E como não poderia deixar de ser, meus desejos para o próximo ano para todos vocês é de um apocalipse para o Homem Velho e Boas Vindas para o Homem Novo, reformado, desperto e mais perto de sua Essência Divina. 

Dentro do espírito do que queria passar a vocês, recebi por email um powerpoint com o texto abaixo sem autoria, que procurei na net e achei como tendo sido escrito pela equipe de redação do Momento Espírita. Embora evite publicar coisas de terceiros no blog, esse texto merece uma exceção pelo seu teor tão apropriado a essas festas de fim de ano, quando prometemos e desejamos mudanças para uma fase de vida 'mais feliz'.

Leia e inspire-se para começar 2012 sem mais 'faz de conta', procurando ser você mesmo, se 'bancando' perante o mundo e os outros, sem dar tanto peso aos valores ridículos e hipócritas dessa sociedade falida que vive pra se alienar.
Tente para variar ACORDAR! Tome um copo de suco de laranja e ganhe coragem para superar seus monstros internos, em vez de se anular pra se encaixar no padrão dos outros, gastando a sua energia para espantar o pior monstro deles, que muitas vezes seria você se transformando em algo que eles não possam mais controlar!
Embora eu não tenha muitas esperanças, se pelo menos em 2012 o mundo acabar, você terá tido 11 meses e 21 dias para ser você mesmo - the chance of a lifetime!

FAZ DE CONTA

Redação do Momento Espírita


Recentemente uma professora, que veio da Polônia para o Brasil ainda muito jovem, proferia uma palestra e, com muita lucidez trazia pontos importantes para reflexão dos ouvintes.

Já vivi o bastante para presenciar três períodos distintos no comportamento das pessoas, dizia ela.

O primeiro momento eu vivi na infância, quando aprendi de meus pais que era preciso ser.

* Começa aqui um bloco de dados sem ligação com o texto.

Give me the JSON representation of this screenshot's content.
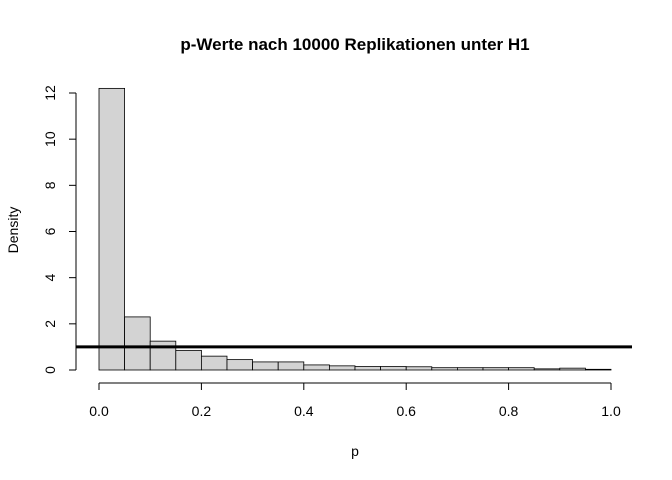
{
  "chart_data": {
    "type": "bar",
    "title": "p-Werte nach 10000 Replikationen unter H1",
    "xlabel": "p",
    "ylabel": "Density",
    "xlim": [
      0,
      1
    ],
    "ylim": [
      0,
      12
    ],
    "x_ticks": [
      "0.0",
      "0.2",
      "0.4",
      "0.6",
      "0.8",
      "1.0"
    ],
    "y_ticks": [
      "0",
      "2",
      "4",
      "6",
      "8",
      "10",
      "12"
    ],
    "bin_width": 0.05,
    "bin_starts": [
      0.0,
      0.05,
      0.1,
      0.15,
      0.2,
      0.25,
      0.3,
      0.35,
      0.4,
      0.45,
      0.5,
      0.55,
      0.6,
      0.65,
      0.7,
      0.75,
      0.8,
      0.85,
      0.9,
      0.95
    ],
    "values": [
      12.2,
      2.3,
      1.25,
      0.85,
      0.6,
      0.45,
      0.35,
      0.35,
      0.22,
      0.18,
      0.15,
      0.15,
      0.14,
      0.1,
      0.1,
      0.1,
      0.1,
      0.05,
      0.08,
      0.03
    ],
    "reference_line": {
      "y": 1
    },
    "grid": false
  }
}
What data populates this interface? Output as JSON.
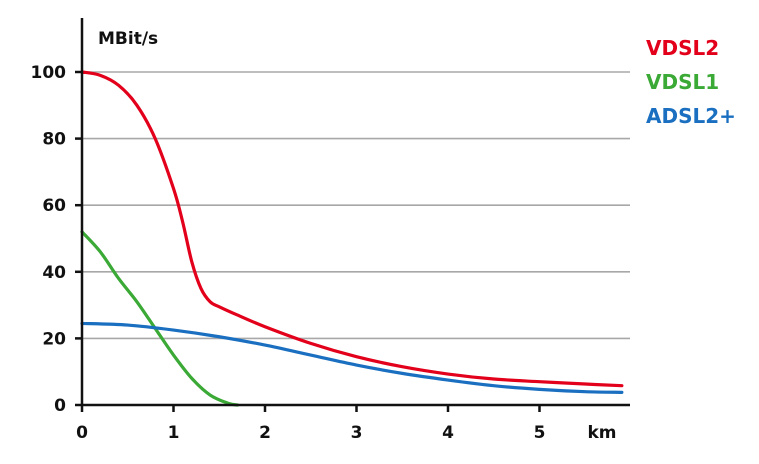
{
  "chart_data": {
    "type": "line",
    "xlabel": "km",
    "ylabel": "MBit/s",
    "xlim": [
      0,
      5.9
    ],
    "ylim": [
      0,
      115
    ],
    "x_ticks": [
      "0",
      "1",
      "2",
      "3",
      "4",
      "5"
    ],
    "y_ticks": [
      "0",
      "20",
      "40",
      "60",
      "80",
      "100"
    ],
    "grid": "horizontal",
    "legend_position": "right",
    "series": [
      {
        "name": "VDSL2",
        "color": "#e3001b",
        "x": [
          0,
          0.2,
          0.4,
          0.6,
          0.8,
          1.0,
          1.1,
          1.2,
          1.3,
          1.4,
          1.5,
          1.7,
          2.0,
          2.5,
          3.0,
          3.5,
          4.0,
          4.5,
          5.0,
          5.5,
          5.9
        ],
        "y": [
          100,
          99,
          96,
          90,
          80,
          65,
          55,
          43,
          35,
          31,
          29.5,
          27,
          23.5,
          18.5,
          14.5,
          11.5,
          9.3,
          7.8,
          7,
          6.3,
          5.8
        ]
      },
      {
        "name": "VDSL1",
        "color": "#3aa935",
        "x": [
          0,
          0.2,
          0.4,
          0.6,
          0.8,
          1.0,
          1.2,
          1.4,
          1.6,
          1.7
        ],
        "y": [
          52,
          46,
          38,
          31,
          23,
          15,
          8,
          3,
          0.5,
          0
        ]
      },
      {
        "name": "ADSL2+",
        "color": "#1a6fc0",
        "x": [
          0,
          0.5,
          1.0,
          1.5,
          2.0,
          2.5,
          3.0,
          3.5,
          4.0,
          4.5,
          5.0,
          5.5,
          5.9
        ],
        "y": [
          24.5,
          24,
          22.5,
          20.5,
          18,
          15,
          12,
          9.5,
          7.5,
          5.8,
          4.7,
          4,
          3.8
        ]
      }
    ]
  }
}
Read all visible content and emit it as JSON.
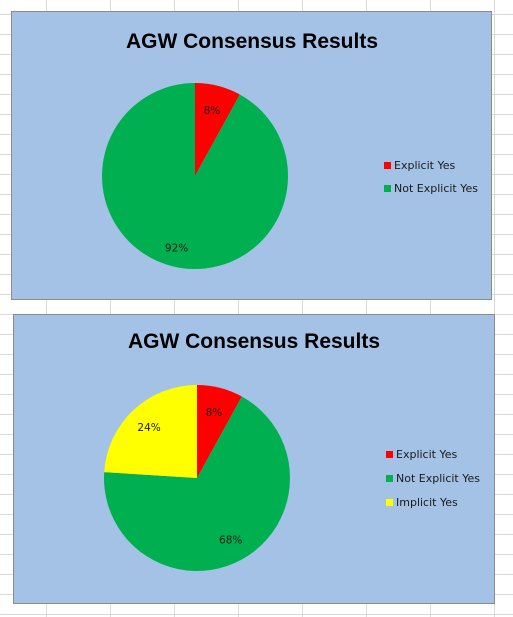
{
  "chart_data": [
    {
      "type": "pie",
      "title": "AGW Consensus Results",
      "categories": [
        "Explicit Yes",
        "Not Explicit Yes"
      ],
      "values": [
        8,
        92
      ],
      "labels": [
        "8%",
        "92%"
      ],
      "colors": [
        "#ff0000",
        "#00b050"
      ],
      "legend": "right"
    },
    {
      "type": "pie",
      "title": "AGW Consensus Results",
      "categories": [
        "Explicit Yes",
        "Not Explicit Yes",
        "Implicit Yes"
      ],
      "values": [
        8,
        68,
        24
      ],
      "labels": [
        "8%",
        "68%",
        "24%"
      ],
      "colors": [
        "#ff0000",
        "#00b050",
        "#ffff00"
      ],
      "legend": "right"
    }
  ]
}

Ser honesta, ser educada, ser digna, ser respeitosa, ser amiga, ser leal.

Algumas décadas mais tarde, fui testemunha da fase do ter. Era preciso ter. Ter boa aparência, ter dinheiro, ter status, ter coisas, ter e ter...

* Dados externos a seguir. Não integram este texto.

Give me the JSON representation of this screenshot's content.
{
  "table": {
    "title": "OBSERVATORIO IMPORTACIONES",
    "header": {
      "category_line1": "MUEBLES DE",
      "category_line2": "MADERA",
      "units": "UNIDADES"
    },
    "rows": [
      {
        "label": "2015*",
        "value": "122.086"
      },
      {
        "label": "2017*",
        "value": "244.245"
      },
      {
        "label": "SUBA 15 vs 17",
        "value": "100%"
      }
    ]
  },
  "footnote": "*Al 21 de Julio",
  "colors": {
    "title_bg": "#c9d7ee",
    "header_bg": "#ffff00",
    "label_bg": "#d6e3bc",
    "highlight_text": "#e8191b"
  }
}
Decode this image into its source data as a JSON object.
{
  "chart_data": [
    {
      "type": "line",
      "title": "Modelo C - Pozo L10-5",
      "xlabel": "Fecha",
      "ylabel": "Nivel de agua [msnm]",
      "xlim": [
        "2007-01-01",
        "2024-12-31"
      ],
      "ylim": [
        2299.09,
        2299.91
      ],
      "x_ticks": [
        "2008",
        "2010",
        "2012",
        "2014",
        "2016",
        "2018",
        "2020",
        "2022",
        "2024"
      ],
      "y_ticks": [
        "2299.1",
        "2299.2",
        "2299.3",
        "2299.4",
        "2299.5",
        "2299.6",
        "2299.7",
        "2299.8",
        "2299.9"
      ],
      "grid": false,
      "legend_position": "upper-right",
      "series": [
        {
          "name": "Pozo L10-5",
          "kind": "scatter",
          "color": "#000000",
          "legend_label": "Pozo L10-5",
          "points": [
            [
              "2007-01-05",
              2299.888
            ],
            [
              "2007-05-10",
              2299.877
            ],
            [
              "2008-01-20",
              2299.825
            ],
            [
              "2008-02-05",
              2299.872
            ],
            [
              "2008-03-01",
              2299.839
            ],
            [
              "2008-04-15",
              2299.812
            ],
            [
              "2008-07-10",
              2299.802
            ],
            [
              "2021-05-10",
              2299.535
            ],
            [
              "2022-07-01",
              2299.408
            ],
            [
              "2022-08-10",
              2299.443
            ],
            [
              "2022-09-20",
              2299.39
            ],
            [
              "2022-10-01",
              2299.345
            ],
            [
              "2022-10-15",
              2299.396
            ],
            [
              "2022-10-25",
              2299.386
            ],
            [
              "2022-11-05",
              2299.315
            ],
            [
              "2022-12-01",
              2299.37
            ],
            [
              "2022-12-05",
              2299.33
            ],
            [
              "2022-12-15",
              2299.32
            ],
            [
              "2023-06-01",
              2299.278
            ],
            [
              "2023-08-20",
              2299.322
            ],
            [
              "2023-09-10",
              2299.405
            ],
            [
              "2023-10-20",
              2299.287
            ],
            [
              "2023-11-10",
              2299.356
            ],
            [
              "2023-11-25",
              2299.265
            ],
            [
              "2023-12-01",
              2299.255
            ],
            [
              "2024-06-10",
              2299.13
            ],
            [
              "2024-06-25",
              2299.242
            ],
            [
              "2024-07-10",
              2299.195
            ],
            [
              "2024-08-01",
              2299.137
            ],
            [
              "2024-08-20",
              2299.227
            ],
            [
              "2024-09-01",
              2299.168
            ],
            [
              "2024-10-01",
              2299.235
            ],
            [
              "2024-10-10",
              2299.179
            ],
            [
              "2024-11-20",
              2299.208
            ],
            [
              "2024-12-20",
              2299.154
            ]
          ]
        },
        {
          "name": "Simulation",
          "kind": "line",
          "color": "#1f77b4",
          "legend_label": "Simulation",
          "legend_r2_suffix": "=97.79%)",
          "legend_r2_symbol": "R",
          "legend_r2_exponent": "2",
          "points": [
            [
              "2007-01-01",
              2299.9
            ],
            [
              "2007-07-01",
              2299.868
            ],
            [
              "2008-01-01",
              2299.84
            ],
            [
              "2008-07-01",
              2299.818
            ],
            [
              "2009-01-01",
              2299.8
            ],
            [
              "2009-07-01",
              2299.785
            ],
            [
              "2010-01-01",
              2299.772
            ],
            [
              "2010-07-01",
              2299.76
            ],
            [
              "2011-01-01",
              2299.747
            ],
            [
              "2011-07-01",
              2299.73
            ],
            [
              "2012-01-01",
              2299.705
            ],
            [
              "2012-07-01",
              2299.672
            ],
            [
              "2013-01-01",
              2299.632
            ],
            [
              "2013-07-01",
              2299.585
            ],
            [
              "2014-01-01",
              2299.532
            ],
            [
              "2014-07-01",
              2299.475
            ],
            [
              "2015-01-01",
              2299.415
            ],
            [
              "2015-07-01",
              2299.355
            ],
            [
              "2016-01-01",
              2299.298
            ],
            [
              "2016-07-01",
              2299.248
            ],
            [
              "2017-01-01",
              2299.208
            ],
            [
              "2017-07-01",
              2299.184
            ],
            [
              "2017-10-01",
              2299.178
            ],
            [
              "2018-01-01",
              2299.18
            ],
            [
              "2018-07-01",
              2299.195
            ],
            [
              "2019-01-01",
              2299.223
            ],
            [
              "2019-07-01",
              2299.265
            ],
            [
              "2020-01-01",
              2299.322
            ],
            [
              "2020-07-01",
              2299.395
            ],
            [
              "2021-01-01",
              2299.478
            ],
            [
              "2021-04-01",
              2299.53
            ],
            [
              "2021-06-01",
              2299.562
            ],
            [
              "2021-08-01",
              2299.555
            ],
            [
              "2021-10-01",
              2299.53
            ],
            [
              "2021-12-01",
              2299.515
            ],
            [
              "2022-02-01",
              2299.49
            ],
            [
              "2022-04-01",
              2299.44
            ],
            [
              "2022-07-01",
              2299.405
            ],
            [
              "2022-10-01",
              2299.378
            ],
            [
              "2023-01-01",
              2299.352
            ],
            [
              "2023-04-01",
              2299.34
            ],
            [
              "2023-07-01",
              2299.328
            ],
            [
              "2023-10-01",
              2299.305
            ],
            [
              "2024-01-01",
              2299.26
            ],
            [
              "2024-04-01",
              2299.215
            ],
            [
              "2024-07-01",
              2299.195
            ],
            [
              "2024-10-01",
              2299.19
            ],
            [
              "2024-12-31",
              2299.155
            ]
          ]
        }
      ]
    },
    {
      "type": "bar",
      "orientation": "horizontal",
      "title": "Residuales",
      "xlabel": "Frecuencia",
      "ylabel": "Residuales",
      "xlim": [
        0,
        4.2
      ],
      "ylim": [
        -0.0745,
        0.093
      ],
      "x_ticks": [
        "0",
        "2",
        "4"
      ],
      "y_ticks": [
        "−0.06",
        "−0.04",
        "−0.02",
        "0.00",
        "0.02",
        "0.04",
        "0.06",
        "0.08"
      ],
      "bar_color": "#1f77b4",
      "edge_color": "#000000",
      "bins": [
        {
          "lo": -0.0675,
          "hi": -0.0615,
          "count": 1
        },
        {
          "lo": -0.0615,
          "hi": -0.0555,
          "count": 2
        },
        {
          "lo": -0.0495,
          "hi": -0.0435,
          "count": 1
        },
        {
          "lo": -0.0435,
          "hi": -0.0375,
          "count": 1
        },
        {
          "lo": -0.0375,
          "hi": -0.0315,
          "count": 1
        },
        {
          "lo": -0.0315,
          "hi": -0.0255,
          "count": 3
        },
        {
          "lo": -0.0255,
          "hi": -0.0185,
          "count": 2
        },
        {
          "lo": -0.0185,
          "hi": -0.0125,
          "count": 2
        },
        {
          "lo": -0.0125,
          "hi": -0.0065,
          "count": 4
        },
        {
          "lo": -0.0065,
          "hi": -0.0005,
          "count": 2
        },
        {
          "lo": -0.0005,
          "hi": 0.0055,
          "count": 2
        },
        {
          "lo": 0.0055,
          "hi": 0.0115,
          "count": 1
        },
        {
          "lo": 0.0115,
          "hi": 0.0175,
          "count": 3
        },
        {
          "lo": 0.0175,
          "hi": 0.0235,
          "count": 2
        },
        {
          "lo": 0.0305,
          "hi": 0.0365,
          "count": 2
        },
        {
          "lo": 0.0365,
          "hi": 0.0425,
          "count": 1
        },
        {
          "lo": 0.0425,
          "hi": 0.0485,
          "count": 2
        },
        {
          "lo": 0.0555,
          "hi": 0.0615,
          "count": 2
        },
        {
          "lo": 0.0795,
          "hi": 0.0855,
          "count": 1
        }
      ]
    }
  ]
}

Na atualidade, estou presenciando a fase do faz de conta. 

Analisando sob esse ponto de vista, chegaremos à conclusão que a professora tem razão.

Hoje, as pessoas fazem de conta e está tudo bem.

Pais fazem de conta que educam, professores fazem de conta que ensinam, alunos fazem de conta que aprendem.

Profissionais fazem de conta que são competentes, governantes fazem de conta que se preocupam com o povo e o povo faz de conta que acredita.

Pessoas fazem de conta que são honestas, líderes religiosos se passam por representantes de Deus, e fiéis fazem de conta que têm fé.

Doentes fazem de conta que têm saúde, criminosos fazem de conta que são dignos e a justiça faz de conta que é imparcial.

Traficantes se passam por cidadãos de bem e consumidores de drogas fazem de conta que não contribuem com esse mercado do crime.

Pais fazem de conta que não sabem que seus filhos usam drogas, que se prostituem, que estão se matando aos poucos, e os filhos fazem de conta que não sabem que os pais sabem.

Corruptos se fazem passar por idealistas e terroristas fazem de conta que são justiceiros...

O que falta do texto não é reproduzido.